CLL Treatments: ASH 2022 Brian Koffman Understanding Pts with CLL
By Brian Koffman, MDCM (retired), DCFP, FCFP, DABFP, MSEd
How will understanding patients with chronic lymphocytic leukemia (CLL) help with their treatments? First, I want to say I’m very thankful to have the opportunity to present this study on behalf of my co-investigators. We presented this as a poster presentation at ASH 2022 in New Orleans. The title is “Understanding Patient Preferences for Chronic Lymphocytic Leukemia Treatments.” In the way of background, I think all clinicians know how radically the treatment paradigm in CLL (chronic lymphocytic leukemia) has shifted over the last 8 to 10 years where chemo immunotherapy was the standard of care. But now we have several excellent targeted therapy options for patients to consider in every line of therapy.
But these vary in terms of how they’re given, what the adverse events are, their efficacy, the convenience of. So understanding what’s important to patients is what motivated us to do this clinical trial. It was a web-based discreet choice experiment survey, and it was developed for CLL (chronic lymphocytic leukemia) patients and the respondents were recruited by the CLL Society, which is a nonprofit dedicated to the unmet needs of the CLL community, mostly patients and caregivers, where I serve as the Chief medical Officer and executive vice president. Respondents answered 12 DCE questions, discrete choice questions concerning small lymphocytic leukemia. And for those unfamiliar with this methodology, each question offers a choice between two hypotheticals.
These were treatment profile, that were created with an experimental design and there were seven attributes of various levels. And this allowed us to analyze at what level was important to the patient. Where did patients make that shift? What was the tipping point in terms of what was important to them in choosing therapy (Eg. targeted therapy).
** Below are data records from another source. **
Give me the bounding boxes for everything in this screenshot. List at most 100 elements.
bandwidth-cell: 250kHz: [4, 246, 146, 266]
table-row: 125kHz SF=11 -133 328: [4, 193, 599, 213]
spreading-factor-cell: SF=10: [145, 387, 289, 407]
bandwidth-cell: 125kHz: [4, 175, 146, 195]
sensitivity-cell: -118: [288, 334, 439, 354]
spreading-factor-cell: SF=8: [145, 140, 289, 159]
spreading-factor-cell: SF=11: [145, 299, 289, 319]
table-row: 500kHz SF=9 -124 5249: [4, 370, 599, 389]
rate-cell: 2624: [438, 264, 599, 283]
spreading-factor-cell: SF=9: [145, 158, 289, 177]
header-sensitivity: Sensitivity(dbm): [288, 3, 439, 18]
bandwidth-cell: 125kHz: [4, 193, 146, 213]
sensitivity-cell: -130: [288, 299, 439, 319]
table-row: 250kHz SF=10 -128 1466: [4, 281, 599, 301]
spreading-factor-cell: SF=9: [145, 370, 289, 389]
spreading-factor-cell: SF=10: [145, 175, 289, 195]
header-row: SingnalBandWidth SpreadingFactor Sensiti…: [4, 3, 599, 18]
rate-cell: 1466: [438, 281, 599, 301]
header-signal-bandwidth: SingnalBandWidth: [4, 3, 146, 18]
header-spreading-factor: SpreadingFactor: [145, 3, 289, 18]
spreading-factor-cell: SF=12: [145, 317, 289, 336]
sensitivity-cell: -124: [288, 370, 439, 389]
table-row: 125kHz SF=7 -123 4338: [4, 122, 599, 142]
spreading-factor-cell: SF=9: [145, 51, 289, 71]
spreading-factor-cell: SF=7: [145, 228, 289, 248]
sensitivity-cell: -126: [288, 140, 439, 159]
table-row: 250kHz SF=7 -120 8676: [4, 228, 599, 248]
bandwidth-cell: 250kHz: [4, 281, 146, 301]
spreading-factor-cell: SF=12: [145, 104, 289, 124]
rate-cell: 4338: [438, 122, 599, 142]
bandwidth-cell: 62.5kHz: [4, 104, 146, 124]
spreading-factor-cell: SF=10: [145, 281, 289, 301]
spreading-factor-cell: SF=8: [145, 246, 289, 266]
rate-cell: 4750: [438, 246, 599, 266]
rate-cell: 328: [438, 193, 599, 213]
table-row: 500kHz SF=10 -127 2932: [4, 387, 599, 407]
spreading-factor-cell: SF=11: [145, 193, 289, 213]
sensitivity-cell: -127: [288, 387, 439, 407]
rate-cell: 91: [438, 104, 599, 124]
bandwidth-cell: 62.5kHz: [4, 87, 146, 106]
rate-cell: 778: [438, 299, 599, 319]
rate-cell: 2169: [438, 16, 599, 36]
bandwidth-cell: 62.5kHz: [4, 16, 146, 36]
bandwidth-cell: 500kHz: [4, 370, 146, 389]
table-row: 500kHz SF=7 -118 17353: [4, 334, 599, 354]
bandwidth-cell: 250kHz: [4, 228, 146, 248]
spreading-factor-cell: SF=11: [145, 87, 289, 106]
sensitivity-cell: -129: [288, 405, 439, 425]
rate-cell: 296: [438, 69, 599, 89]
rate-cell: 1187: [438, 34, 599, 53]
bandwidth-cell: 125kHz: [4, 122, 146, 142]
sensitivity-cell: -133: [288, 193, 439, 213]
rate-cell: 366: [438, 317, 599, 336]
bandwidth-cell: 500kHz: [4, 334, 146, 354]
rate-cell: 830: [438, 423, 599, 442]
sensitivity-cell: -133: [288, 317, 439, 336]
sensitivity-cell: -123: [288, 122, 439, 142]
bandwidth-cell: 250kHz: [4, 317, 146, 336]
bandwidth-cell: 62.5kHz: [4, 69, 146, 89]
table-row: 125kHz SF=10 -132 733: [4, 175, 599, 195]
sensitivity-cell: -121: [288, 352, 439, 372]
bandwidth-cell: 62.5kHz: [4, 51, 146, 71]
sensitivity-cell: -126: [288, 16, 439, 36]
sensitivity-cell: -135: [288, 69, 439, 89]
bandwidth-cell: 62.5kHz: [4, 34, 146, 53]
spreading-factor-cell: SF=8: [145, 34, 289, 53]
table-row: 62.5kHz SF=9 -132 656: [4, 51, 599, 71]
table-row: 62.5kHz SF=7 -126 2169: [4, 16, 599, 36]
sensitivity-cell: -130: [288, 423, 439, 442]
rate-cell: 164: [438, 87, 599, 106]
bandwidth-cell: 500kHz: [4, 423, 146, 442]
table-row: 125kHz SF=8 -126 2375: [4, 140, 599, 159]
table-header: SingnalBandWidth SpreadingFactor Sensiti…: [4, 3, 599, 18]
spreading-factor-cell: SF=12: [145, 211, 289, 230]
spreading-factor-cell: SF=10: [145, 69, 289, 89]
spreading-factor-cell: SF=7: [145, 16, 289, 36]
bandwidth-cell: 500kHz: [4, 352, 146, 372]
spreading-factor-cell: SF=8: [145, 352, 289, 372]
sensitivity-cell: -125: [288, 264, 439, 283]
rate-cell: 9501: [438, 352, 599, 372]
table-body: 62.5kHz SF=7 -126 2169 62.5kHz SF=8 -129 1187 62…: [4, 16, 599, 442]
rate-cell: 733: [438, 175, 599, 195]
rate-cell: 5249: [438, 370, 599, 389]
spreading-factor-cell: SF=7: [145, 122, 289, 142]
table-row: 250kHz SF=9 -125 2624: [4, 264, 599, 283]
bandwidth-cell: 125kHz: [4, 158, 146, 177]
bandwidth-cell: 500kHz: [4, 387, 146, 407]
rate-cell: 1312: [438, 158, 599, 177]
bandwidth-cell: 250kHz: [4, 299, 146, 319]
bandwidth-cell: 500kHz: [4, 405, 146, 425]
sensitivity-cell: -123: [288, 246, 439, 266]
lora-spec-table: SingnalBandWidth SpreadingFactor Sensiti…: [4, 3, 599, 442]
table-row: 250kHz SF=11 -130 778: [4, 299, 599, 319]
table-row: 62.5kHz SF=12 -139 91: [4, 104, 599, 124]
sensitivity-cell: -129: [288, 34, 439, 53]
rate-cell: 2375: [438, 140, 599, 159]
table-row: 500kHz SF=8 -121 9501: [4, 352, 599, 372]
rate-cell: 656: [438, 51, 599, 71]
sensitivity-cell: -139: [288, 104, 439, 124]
And one that we looked at was achieving a progression-free survival PFS at 2 years. What were your odds? Treatments resulting in a measurable residual disease. Was that important to measure at the end or was routine testing enough? What about the frequency of administrations? Were these BID medications or daily medications?
The duration of treatment, the risk of tumor lysis syndrome, TLS, the risk of atrial fibrillation and the risk of fatigue. The estimated preference weights were used to calculate conditional relative importance of changing each attribute from the most preferred to the least preferred level. And they were also used to calculate the maximum risks of treatment related adverse events that the patients would accept in considering that therapy.
So let me go over the results, between April and June of 2022, 229 adults in the US with a self-reported diagnosis of CLL (chronic lymphocytic leukemia) for at least 3 months completed the survey. The average age was 66, which is pretty common, most clinical trials, but younger than the typical age of someone newly diagnosed with chronic lymphocytic leukemia (CLL), which is 71, 95% of the patients were white, which is what we see, and we also see preponderance of females, 59.4% were females, even though we know that CLL (chronic lymphocytic leukemia) tends to be a more of a male disease. Approximately 2/3 of the patients had received (chronic lymphocytic leukemia) treatment for CLL and 71% of the patients were currently in therapy.
The DCE results revealed that respondents placed the greatest importance on increasing the chance of progression-free survival at 2 years from 70 to 90%. This is what we would hope for. And confirming the results with MRD (minimal residual disease) testing, the MRD testing was even more important when they were looking at the importance, if they were able to achieve progression-free survival of only 70%, confirming that with MRD testing was even more important in that circumstance than under the 90%. The results also indicated that patients preferred treatment by daily oral pills over intravenous infusions administered every 4 weeks.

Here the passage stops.